Tuesday, June 9, 2009

Books! or: How I Spent My Lunch Break

Two Dollar Rare Book Store

I only recently learned that on the days I work the later shift (12:30-8), I get a 45 minute lunch break. (On the days that I work 9:30-5:30, I get a half hour). Today, I took advantage of this and went over to the best used bookstore in the greater Cleveland area, the Two Dollar Rare Book Store.

This establishement, located at East 69th and Euclid, near the Dunham Tavern, seems unassuming at best. Inside, however, is located the most incredible selection of books, including some that people might even actually want to buy. There's a lot of junk, for sure, but there's also a lot of great stuff, usually in condition that other bookstores, even antiquarian ones, wouldn't be caught dead with. I recall once seeing first editions of all five volumes of Jowett's translation of Plato's works, at $2 a volume. They were lacking their covers, and I felt it was better to let some other idiot purchase them.

Today, I purchased five books or book-shaped objects, for a grand total of $3.

Two are books on Shaker Heights history, published by the Shaker Heights Landmark Commission: The Van Sweringen Influence: Shaker Heights (3rd edition, 1983, 56 pages) and Shaker Heights Fences: a guide to fence styles and regulations for residential architecture (1984, 15 pages). Both are interesting titles. I don't know how much use I have for Shaker Heights Fences but it's a welcome addition to my Shaker Heights bibliography. There are many more copies of both of these titles in the store.

I also purchased First Aid for the Ailing House by Roger B. Whitman (3rd edition, 1942).
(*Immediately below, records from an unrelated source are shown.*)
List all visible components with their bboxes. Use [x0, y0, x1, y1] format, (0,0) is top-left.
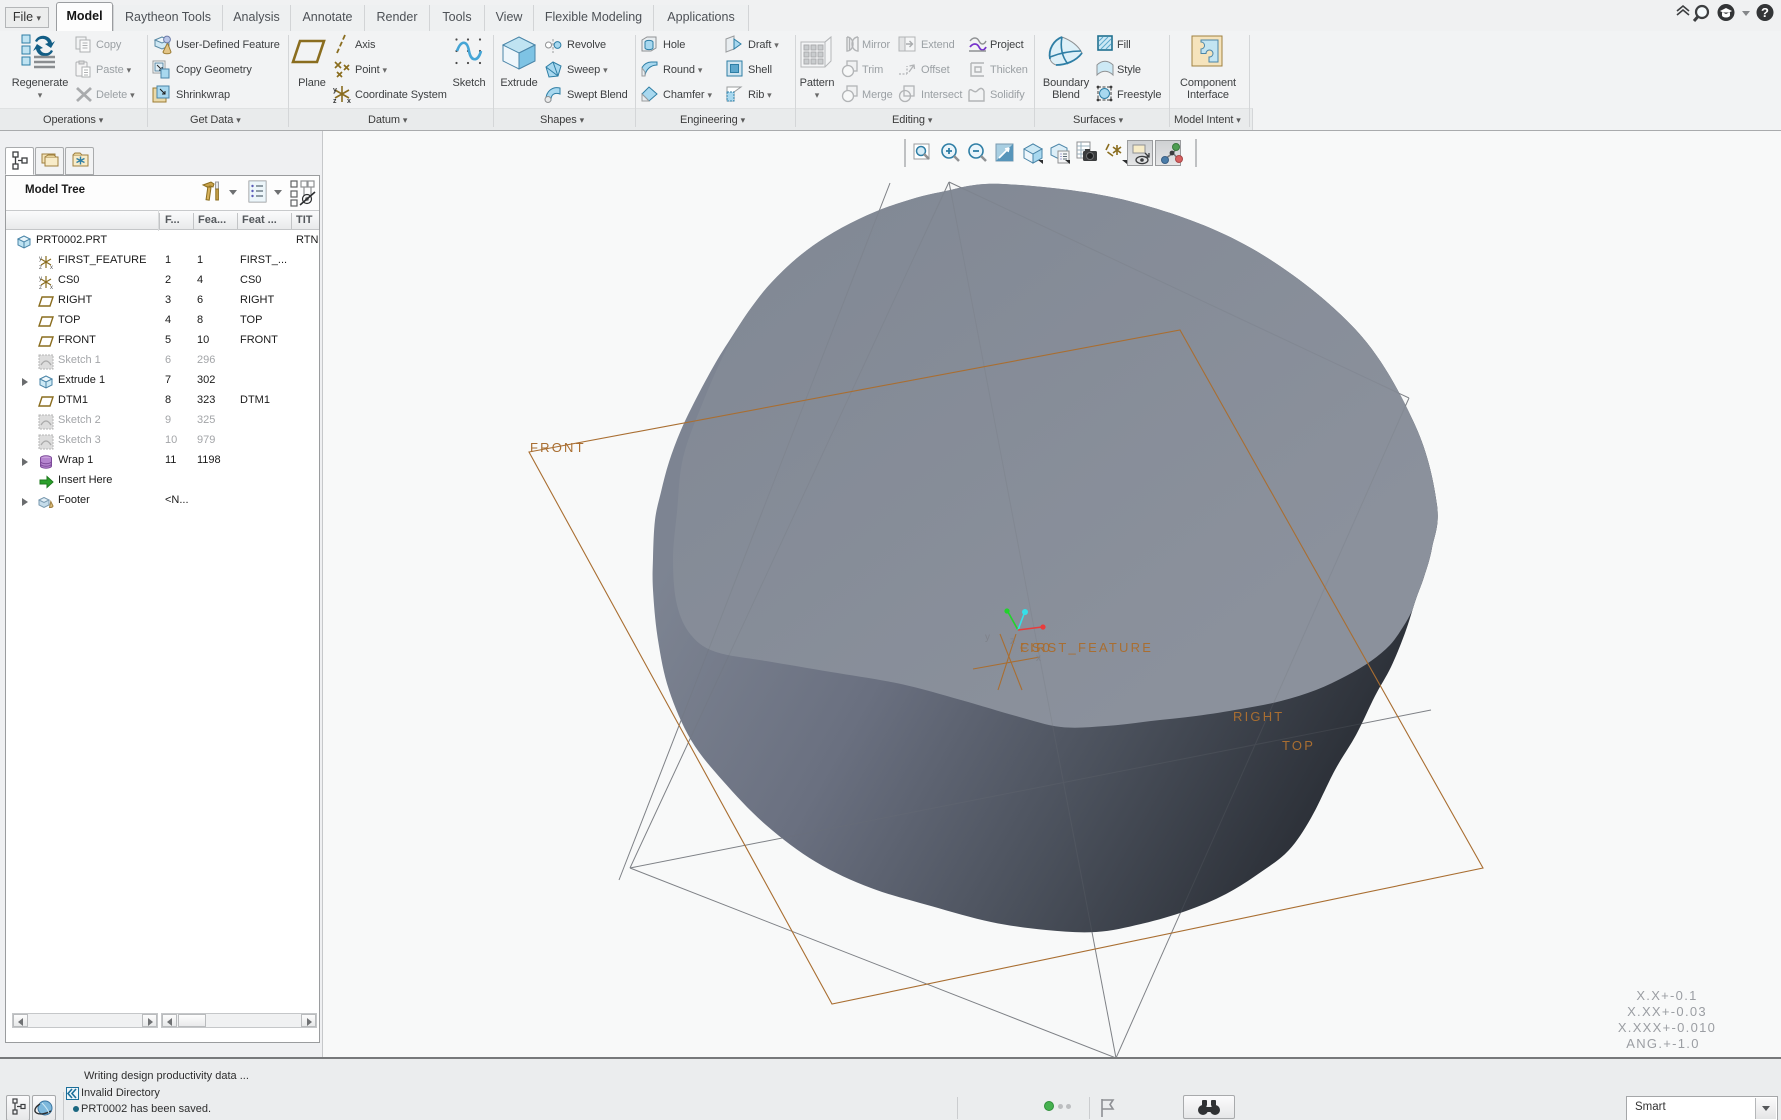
svg-text:y: y [333, 87, 337, 94]
svg-text:y: y [985, 632, 990, 643]
svg-text:X.XXX+-0.010: X.XXX+-0.010 [1618, 1020, 1716, 1035]
svg-text:y: y [39, 276, 42, 282]
svg-text:z: z [39, 265, 42, 270]
svg-text:x: x [347, 98, 351, 105]
svg-text:z: z [39, 285, 42, 290]
svg-text:z: z [1010, 636, 1015, 647]
svg-text:x: x [50, 285, 53, 290]
svg-text:y: y [39, 256, 42, 262]
svg-text:TOP: TOP [1282, 738, 1315, 753]
svg-text:RIGHT: RIGHT [1233, 709, 1284, 724]
svg-text:?: ? [1761, 5, 1769, 20]
svg-text:z: z [333, 98, 337, 105]
svg-text:x: x [50, 265, 53, 270]
svg-text:FRONT: FRONT [530, 440, 586, 455]
svg-text:X.XX+-0.03: X.XX+-0.03 [1627, 1004, 1707, 1019]
svg-text:X.X+-0.1: X.X+-0.1 [1636, 988, 1697, 1003]
svg-text:ANG.+-1.0: ANG.+-1.0 [1626, 1036, 1699, 1051]
svg-text:x: x [1036, 653, 1041, 664]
It includes a considerable wealth of information about the repair of houses like my own.

Finally, I obtained the April and October 2007 issues of Traditional Building magazine. I'd heard of this publication, for building professionals, but I hadn't been able to find it at a local library and I couldn't justify the cost of a subscription. It seems worthwhile for the advertisments alone - I don't know where else I'd find such a comprehensive list of suppliers of so many of these materials.